It took six months of engineering to spread the heat around. That was in 2005. Tesla survived.

Berdichevsky remains interested in battery technology, and left Tesla to start his own company, Sila Nanotechnologies, to work on one of the big remaining problems for battery researchers:  energy density, or whether a battery can store more energy without getting much heavier. A heavier battery means a heavier car, and more energy needed to make that car move. Sila Nano is working on this with Daimler, the company behind Mercedes-Benz.

The energy density problem is why we have mass-market electric bicycles and small cars, but not so many big electric trucks — because the battery is part of the truck’s cargo, says Venkat Viswanathan, a mechanical engineer at Carnegie Mellon University.

He added that new battery technology also needs to meet high standards: “For any given market, there (are) a bunch of metrics that you have to satisfy, and the moment you fail on any one of them, you don’t have a product.”

For instance, the price of electric trucks has to stay roughly on par with that of gas-powered trucks. The battery also needs not to blow up.

Another problem is the lifespan of lithium-ion batteries. Unwanted reactions inside the battery can produce gas, leading to battery degradation, says Yuliya Preger, a chemical engineer at Sandia National Laboratories who works on batteries.

“There is a lot of research to minimize that, but avoiding (it) entirely is just not possible,” she said.

Preger studies batteries as part of her research into how to store energy at the level of power grids. That research could be useful for renewable energy applications, but it could also directly benefit some Nissan Leaf owners.

New batteries are so expensive, that some Leaf owners have resorted to other measures.

Tony Newell, an IT manager in Kentucky, ended up buying five used Leafs — each for less than one new battery — hoping he can someday use them for energy storage.

He says the Nissan Leaf comes with a charger that can go in both directions: It can store energy in the car battery, but it can also take energy out to power something else.

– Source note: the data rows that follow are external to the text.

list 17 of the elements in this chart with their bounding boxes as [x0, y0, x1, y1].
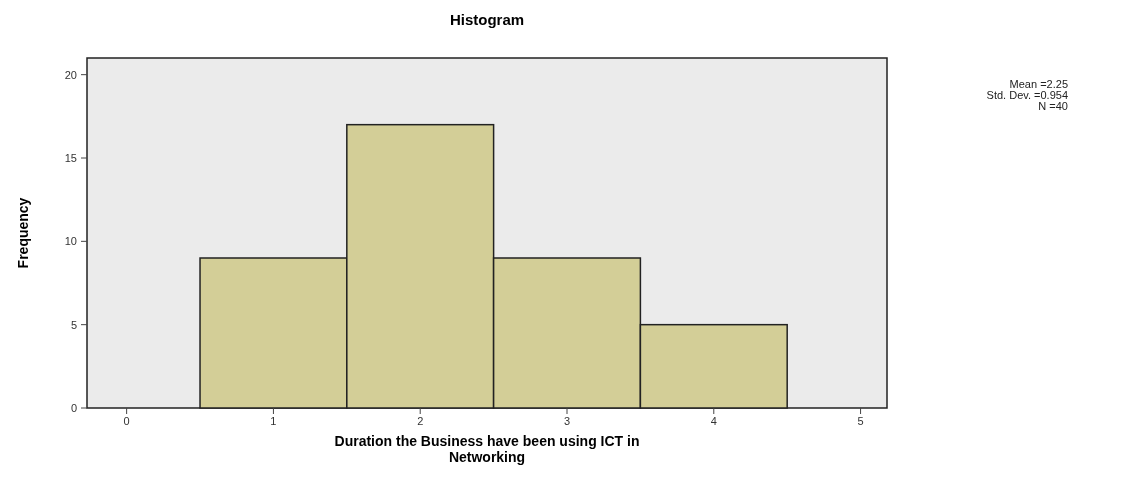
chart-title: Histogram — [449, 11, 525, 28]
y-tick-label: 20 — [64, 68, 77, 81]
x-tick-label: 1 — [270, 415, 277, 427]
text: N =40 — [1038, 100, 1068, 112]
text: Mean =2.25 — [1009, 78, 1068, 90]
x-tick-label: 0 — [123, 415, 130, 427]
x-tick-label: 2 — [417, 415, 424, 427]
text: Std. Dev. =0.954 — [986, 89, 1068, 101]
y-tick-label: 10 — [64, 235, 77, 248]
y-axis-title: Frequency — [15, 197, 31, 269]
y-tick-label: 15 — [64, 152, 77, 164]
x-axis-title: Duration the Business have been using ICT in Networking — [334, 433, 640, 465]
y-tick-label: 5 — [70, 318, 77, 331]
y-tick-label: 0 — [70, 402, 77, 414]
x-tick-label: 5 — [857, 415, 864, 427]
x-tick-label: 3 — [563, 415, 571, 427]
x-tick-label: 4 — [710, 415, 717, 427]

“I’m kind of holding onto those cars, even the older battery packs, thinking that one day, there’s going to be an interface that I can literally plug into my house, and plug in my car,” Newell said.

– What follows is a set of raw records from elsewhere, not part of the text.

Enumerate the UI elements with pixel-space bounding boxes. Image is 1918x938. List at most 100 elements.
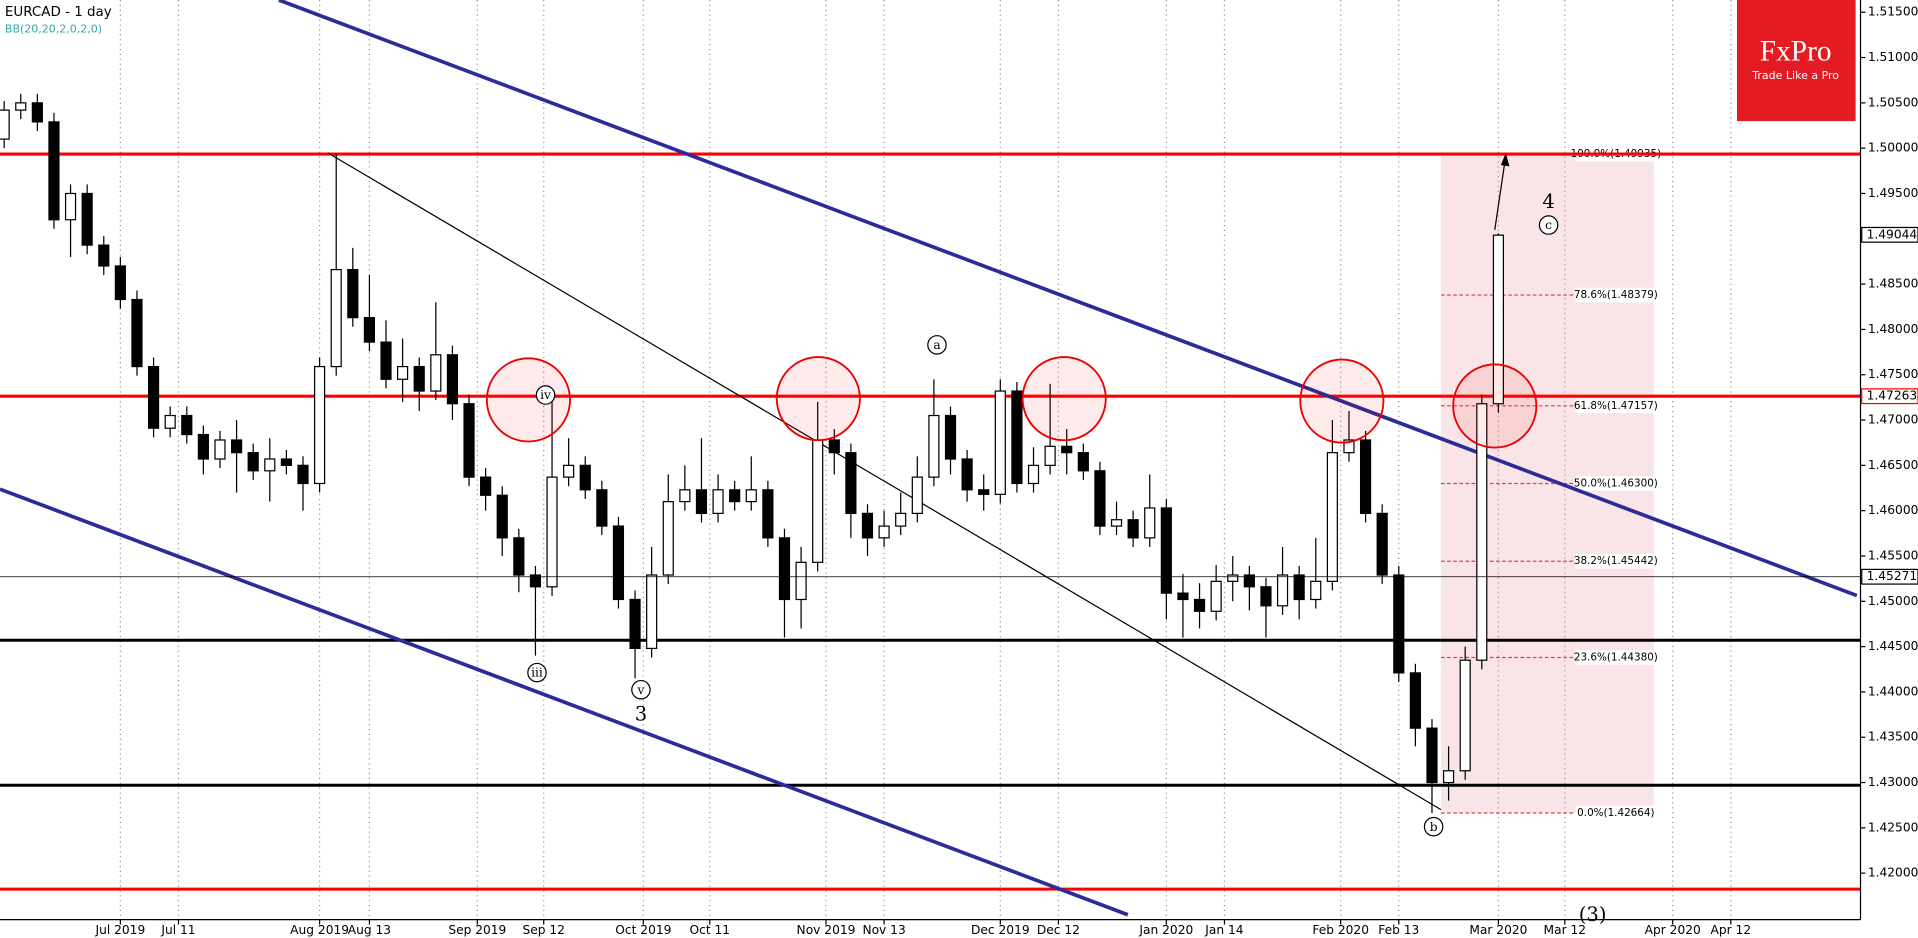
wave-circle: [631, 679, 651, 700]
x-tick-label: Dec 2019: [971, 923, 1030, 937]
y-tick-label: 1.51000: [1868, 50, 1918, 64]
candle-body: [546, 476, 558, 588]
candle-body: [247, 452, 259, 472]
x-tick-label: Feb 2020: [1312, 923, 1369, 937]
y-tick-label: 1.45500: [1868, 548, 1918, 562]
y-tick-label: 1.47000: [1868, 413, 1918, 427]
x-tick-label: Mar 2020: [1469, 923, 1527, 937]
fibonacci: 100.0%(1.49935)78.6%(1.48379)61.8%(1.471…: [1440, 146, 1661, 821]
x-tick-label: Oct 11: [689, 923, 730, 937]
x-tick-label: Nov 2019: [797, 923, 856, 937]
candle-body: [15, 102, 27, 111]
x-tick-label: Jul 2019: [94, 923, 145, 937]
candle-body: [1326, 452, 1338, 582]
candle-body: [1393, 574, 1405, 674]
wave-label: b: [1430, 820, 1438, 834]
candle-body: [197, 433, 209, 460]
wave-label: iv: [540, 388, 551, 402]
y-tick-label: 1.50500: [1868, 95, 1918, 109]
wave-label: iii: [531, 666, 543, 680]
candle-body: [1293, 574, 1305, 601]
highlight-circle: [1452, 363, 1538, 449]
arrow-line: [1494, 163, 1506, 231]
indicator-label: BB(20,20,2,0,2,0): [5, 22, 102, 35]
channel-lower: [0, 487, 1129, 917]
candle-body: [496, 494, 508, 539]
x-tick-label: Jul 11: [160, 923, 195, 937]
candle-body: [845, 452, 857, 514]
candle-body: [1359, 439, 1372, 514]
candle-body: [812, 439, 824, 563]
candle-body: [1044, 445, 1056, 466]
x-tick-label: Jan 2020: [1138, 923, 1193, 937]
candles: [0, 93, 1504, 813]
fib-label-box: [1575, 287, 1657, 303]
highlight-circle: [1299, 358, 1385, 444]
candle-body: [446, 354, 459, 405]
candle-body: [1260, 586, 1272, 607]
candle-body: [828, 439, 840, 454]
candle-body: [729, 489, 741, 503]
candle-body: [131, 298, 143, 368]
candle-body: [745, 489, 757, 503]
fib-label: 23.6%(1.44380): [1574, 651, 1658, 663]
price-tag-label: 1.45271: [1867, 569, 1918, 583]
candle-body: [1310, 580, 1322, 601]
candle-body: [1077, 452, 1089, 472]
logo-box: [1736, 0, 1856, 122]
x-tick-label: Sep 2019: [448, 923, 506, 937]
arrow-head: [1500, 152, 1510, 167]
candle-body: [380, 341, 392, 380]
y-tick-label: 1.48000: [1868, 322, 1918, 336]
y-tick-label: 1.43000: [1868, 775, 1918, 789]
fib-label: 50.0%(1.46300): [1574, 477, 1658, 489]
candle-body: [1492, 234, 1504, 405]
candle-body: [413, 365, 425, 392]
y-tick-label: 1.44000: [1868, 684, 1918, 698]
candle-body: [297, 464, 309, 485]
candle-body: [911, 476, 923, 514]
candle-body: [978, 489, 990, 495]
fib-label-box: [1575, 553, 1657, 569]
candle-body: [579, 464, 591, 491]
candle-body: [928, 414, 940, 478]
wave-label: 4: [1542, 190, 1554, 213]
x-tick-label: Oct 2019: [615, 923, 671, 937]
trend-lines: [0, 0, 1858, 917]
candle-body: [480, 476, 492, 496]
candle-body: [513, 537, 525, 576]
candle-body: [629, 598, 641, 650]
y-tick-label: 1.46500: [1868, 458, 1918, 472]
y-tick-label: 1.47500: [1868, 367, 1918, 381]
y-tick-label: 1.51500: [1868, 5, 1918, 19]
candle-body: [330, 268, 342, 368]
candle-body: [1144, 507, 1156, 539]
x-tick-label: Dec 12: [1037, 923, 1080, 937]
candle-body: [1127, 519, 1139, 539]
candle-body: [147, 365, 160, 429]
x-tick-label: Mar 12: [1544, 923, 1587, 937]
candle-body: [397, 365, 409, 380]
logo: FxPro Trade Like a Pro: [1736, 0, 1856, 122]
candle-body: [81, 192, 93, 246]
highlight-circle: [485, 357, 571, 443]
candle-body: [944, 414, 957, 460]
price-tag: [1861, 226, 1918, 243]
candle-body: [1061, 445, 1073, 454]
candle-body: [895, 512, 907, 527]
channel-upper: [278, 0, 1858, 598]
candle-body: [64, 192, 77, 221]
candle-body: [363, 317, 376, 343]
candle-body: [1027, 464, 1040, 485]
logo-name: FxPro: [1760, 36, 1832, 68]
y-tick-label: 1.43500: [1868, 730, 1918, 744]
candle-body: [695, 489, 708, 514]
fib-label: 38.2%(1.45442): [1574, 555, 1658, 567]
levels: [0, 152, 1861, 891]
candle-body: [430, 354, 442, 392]
x-tick-label: Apr 2020: [1645, 923, 1701, 937]
candle-body: [1343, 439, 1355, 454]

He pointed out that Tesla already makes a giant battery designed for homes called a Powerwall, but that one of those stores just a fraction of the energy that his collection of wrecked Leaf batteries can store, and costs a lot more.

A mechanical engineer in Arizona made a business out of salvaging old Nissan Leaf batteries as a power source for people who live in vans and RVs. Nissan itself partners with a commercial energy storage company to repurpose and reuse old Leaf batteries that cannot power cars anymore.

“That technology is actually, in my opinion, really perfect for the Nissan Leaf,” Newell said. “With a solar panel, I could be charging those batteries up, and when I needed power, and there’s no sun or it’s cold out … those cars provide all my energy, and you’d be totally self-sufficient.”